Beden bizimdir. Ne devletin ne ailenin ne de toplumun denetimine, müdahalesine açık bir alan değil; bizim irademiz, bizim özneligimizdir. Rıza olmadan hiçbir temas meşru değildir. Bize biçilen rollerin, kalıpların, normların ötesinde, kendi bedenimizi tanımlama, yaşama ve ifade etme hakkımızdan vazgeçmiyoruz. Eşitliği yalnızca yasalarda değil, sokakta, evde, okulda, hastanede, ilişkilerde talep ediyoruz. Çünkü eşitlik, sadece haklara erişim değil; aynı zamanda hayatlarımızın, bedenlerimizin ve arzularımızın saygıyla tanınmasıdır. Biz bu eşitliği söke söke alacağız.

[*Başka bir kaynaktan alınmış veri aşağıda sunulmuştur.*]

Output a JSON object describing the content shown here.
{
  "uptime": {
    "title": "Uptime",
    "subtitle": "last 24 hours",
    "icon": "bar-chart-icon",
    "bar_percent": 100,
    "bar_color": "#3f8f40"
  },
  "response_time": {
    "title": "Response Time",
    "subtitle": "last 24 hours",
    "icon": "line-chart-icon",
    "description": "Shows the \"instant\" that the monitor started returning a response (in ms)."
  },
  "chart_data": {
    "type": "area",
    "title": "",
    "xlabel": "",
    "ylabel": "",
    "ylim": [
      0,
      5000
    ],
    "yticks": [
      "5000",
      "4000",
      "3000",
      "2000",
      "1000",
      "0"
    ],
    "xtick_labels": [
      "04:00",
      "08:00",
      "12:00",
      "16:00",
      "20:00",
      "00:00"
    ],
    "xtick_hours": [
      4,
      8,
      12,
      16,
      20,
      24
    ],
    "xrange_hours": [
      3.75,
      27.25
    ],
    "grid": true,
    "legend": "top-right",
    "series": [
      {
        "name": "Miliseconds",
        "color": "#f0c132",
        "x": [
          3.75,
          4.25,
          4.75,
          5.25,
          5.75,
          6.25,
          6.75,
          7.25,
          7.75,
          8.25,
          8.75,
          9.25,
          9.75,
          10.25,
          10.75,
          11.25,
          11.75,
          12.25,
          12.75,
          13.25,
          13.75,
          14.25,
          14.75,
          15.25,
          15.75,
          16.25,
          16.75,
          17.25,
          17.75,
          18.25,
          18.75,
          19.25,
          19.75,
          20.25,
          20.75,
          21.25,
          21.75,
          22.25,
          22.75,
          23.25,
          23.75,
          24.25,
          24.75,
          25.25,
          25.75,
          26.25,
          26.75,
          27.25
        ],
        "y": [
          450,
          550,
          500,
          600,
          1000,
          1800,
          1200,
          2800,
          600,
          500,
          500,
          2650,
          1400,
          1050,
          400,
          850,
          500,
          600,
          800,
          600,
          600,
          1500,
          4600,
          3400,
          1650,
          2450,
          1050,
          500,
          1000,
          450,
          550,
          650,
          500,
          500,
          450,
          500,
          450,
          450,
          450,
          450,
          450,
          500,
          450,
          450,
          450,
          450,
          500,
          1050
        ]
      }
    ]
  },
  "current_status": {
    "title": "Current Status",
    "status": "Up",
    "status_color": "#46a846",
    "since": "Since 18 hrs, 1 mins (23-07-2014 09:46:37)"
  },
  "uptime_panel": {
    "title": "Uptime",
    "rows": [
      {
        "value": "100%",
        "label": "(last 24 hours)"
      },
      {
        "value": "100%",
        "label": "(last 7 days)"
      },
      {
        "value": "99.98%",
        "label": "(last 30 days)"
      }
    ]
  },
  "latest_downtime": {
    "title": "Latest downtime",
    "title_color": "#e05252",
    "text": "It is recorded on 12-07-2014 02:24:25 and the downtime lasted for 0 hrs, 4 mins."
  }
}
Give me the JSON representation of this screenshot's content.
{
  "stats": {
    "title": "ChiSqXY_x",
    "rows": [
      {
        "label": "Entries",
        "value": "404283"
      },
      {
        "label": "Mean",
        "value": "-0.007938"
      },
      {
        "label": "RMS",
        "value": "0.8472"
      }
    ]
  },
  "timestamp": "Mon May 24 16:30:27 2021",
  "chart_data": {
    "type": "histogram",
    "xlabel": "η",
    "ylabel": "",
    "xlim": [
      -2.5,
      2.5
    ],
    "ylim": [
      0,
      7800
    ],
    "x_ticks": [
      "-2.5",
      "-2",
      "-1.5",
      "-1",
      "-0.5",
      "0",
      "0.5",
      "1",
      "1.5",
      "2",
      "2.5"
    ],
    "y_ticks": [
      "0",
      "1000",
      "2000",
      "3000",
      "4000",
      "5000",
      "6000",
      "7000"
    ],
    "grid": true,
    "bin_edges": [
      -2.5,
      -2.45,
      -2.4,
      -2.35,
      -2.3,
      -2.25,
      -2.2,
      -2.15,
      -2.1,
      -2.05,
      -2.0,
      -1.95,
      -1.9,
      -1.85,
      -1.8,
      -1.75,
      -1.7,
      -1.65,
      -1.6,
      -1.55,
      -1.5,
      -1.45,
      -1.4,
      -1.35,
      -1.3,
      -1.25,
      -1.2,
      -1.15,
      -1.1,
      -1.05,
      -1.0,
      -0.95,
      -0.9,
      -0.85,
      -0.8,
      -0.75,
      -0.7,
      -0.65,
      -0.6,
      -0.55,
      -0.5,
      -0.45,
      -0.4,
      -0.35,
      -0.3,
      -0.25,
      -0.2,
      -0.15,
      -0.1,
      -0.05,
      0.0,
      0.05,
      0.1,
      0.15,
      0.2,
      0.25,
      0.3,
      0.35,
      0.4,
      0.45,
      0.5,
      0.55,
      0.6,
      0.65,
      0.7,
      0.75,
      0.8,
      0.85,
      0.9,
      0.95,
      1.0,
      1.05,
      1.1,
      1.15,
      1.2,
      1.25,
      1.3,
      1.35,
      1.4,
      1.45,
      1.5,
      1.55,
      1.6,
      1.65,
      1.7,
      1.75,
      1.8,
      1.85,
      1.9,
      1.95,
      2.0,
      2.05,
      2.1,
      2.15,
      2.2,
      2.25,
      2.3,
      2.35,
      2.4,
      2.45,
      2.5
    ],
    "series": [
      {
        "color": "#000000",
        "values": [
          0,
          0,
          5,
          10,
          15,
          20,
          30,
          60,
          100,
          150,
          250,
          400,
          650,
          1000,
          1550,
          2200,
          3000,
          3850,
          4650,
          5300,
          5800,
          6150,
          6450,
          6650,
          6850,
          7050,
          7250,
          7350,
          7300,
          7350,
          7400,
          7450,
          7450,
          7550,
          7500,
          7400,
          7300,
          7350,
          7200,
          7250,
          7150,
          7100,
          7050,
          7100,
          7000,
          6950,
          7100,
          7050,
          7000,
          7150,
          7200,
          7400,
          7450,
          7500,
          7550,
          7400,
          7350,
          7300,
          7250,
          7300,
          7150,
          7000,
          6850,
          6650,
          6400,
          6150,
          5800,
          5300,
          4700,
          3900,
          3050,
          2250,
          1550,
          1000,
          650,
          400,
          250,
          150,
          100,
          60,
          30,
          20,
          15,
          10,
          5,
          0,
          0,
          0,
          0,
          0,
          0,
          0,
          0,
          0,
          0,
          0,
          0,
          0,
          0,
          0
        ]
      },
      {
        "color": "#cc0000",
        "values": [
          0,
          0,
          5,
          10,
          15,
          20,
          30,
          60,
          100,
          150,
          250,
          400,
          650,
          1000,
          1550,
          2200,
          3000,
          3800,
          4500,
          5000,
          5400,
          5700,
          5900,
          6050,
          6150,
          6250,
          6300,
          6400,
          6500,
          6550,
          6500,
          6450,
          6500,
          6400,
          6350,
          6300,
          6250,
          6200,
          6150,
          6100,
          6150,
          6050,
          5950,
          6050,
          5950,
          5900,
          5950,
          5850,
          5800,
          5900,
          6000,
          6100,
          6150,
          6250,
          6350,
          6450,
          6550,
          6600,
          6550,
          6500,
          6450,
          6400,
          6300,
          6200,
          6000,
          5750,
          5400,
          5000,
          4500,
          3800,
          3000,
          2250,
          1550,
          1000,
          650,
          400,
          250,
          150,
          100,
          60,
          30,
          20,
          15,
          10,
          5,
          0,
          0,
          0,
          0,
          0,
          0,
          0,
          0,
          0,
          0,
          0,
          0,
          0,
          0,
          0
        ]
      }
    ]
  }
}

Bu mücadele yalnızca sloganlardan ibaret değil; birbirimize tuttuğumuz ışıkla, yok sayılan emeğimizle, gündelik hayatta kurduğumuz dayanışmayla örülüyor. Lubunyalar olarak bakım emeğini omuzluyoruz-yaralarımızı birbirimize sararak sarıyoruz, kriz anlarında birbirimizi ayakta tutuyoruz. Devletin yok saydığı, sistemin dışına ittiği her yerde biz varız: hastane kapısında, mahkeme salonunda, cezaevi önünde, mutfakta, sokakta, sokakta. Yaşamı sürdürülebilir kılan bu görünmeyen emek bizim. Ve bu emeği

birbirimize, kendimize, kolektif geleceğimize adiyoruz.

Aile yılınıza karşı onur yılımızda tüm lubunyaları kendileriyle onur duymaya çağırıyoruz.”